No, I have second hand experience of it. My friend's mum (ER physician) was sent with 10 of her colleagues and 5 of them died. It is quite well-known that many of them died but were not recorded as SARS deaths.

You can't look at data outside of China yet, because it has not been long enough. We will know when the dust settles. The Japanese cruise ship will be a very good experiment.
That certainly was not what he described it as. He said here was only three infections among her department during the whole SARS crisis, and of whom survived. I would like to see a source that backs what you are saying.
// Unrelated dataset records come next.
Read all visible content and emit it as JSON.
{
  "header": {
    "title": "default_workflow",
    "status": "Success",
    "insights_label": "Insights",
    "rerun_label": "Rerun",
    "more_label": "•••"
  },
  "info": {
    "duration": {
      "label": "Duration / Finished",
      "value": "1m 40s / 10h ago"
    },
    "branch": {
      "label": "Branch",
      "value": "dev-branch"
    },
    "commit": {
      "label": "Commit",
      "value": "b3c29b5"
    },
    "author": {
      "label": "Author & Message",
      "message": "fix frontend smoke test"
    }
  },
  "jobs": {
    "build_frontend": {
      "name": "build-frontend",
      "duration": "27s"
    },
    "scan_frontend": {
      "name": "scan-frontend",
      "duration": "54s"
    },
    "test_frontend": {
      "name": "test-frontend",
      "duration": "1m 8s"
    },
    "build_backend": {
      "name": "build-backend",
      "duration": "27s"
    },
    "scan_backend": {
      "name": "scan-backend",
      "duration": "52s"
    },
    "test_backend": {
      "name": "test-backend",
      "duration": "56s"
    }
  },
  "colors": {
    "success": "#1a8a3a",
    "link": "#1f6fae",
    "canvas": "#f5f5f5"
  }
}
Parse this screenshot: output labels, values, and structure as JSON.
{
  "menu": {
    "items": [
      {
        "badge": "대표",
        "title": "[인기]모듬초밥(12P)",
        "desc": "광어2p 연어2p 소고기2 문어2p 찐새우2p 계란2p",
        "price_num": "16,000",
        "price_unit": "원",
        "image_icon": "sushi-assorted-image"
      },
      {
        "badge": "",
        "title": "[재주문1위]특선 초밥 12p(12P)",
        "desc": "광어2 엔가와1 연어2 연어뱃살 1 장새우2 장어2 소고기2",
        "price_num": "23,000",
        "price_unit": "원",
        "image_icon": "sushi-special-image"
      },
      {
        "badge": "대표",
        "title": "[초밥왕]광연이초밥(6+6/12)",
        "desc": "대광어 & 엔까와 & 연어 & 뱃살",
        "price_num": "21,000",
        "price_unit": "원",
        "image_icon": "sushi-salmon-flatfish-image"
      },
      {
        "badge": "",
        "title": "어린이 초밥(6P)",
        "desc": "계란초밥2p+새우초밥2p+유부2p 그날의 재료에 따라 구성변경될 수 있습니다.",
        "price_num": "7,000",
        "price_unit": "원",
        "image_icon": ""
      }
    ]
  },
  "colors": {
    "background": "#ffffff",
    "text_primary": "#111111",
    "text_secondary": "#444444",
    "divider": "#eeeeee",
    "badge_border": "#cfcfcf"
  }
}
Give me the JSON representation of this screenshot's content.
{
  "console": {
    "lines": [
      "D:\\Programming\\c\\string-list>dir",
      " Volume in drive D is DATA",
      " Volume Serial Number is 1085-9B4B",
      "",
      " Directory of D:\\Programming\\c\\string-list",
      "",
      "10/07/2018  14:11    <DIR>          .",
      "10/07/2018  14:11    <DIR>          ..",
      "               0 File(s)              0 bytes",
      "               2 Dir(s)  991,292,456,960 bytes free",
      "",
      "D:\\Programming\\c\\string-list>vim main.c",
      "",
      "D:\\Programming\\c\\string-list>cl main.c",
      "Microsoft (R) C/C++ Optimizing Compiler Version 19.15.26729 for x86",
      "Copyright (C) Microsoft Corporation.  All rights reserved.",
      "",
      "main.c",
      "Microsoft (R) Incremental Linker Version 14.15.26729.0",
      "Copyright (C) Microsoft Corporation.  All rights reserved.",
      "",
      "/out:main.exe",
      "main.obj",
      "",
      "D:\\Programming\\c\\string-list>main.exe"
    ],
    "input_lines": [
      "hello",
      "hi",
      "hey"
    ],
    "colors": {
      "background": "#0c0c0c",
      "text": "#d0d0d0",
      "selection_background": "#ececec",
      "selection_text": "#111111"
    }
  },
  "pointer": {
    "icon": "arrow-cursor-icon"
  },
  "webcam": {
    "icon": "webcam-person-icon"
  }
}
China may very well be fudging its numbers, but certainly they can't keep their neighbor's number underlid. The first recorded case outside of China was in Thailand, and it's been three weeks since. I think it's safe to conclude the virus is a can when proper medical treatment is in place. The fear mongering is overblown.
 
That certainly was not what he described it as. He said here was only three infections among her department during the whole SARS crisis, and of whom survived. I would like to see a source that backs what you are saying.
Good luck getting any real numbers on that from China. I'm just going by anecdotal evidence like you.

I think it's safe to conclude the virus is a can when proper medical treatment is in place.
The point is they are being sent to Wuhan where proper medical treatment is not in place. The scale of this thing is entirely different than SARS too, most sick people are turned away at the door at the hospitals in Hubei, and are essentially left to die in their apartments.
 
It’s gotta be bad. Beijing won’t let anyone move around when their holiday ends. Everyone must have temperature scans to access anything like public transit or Banks and whatnot.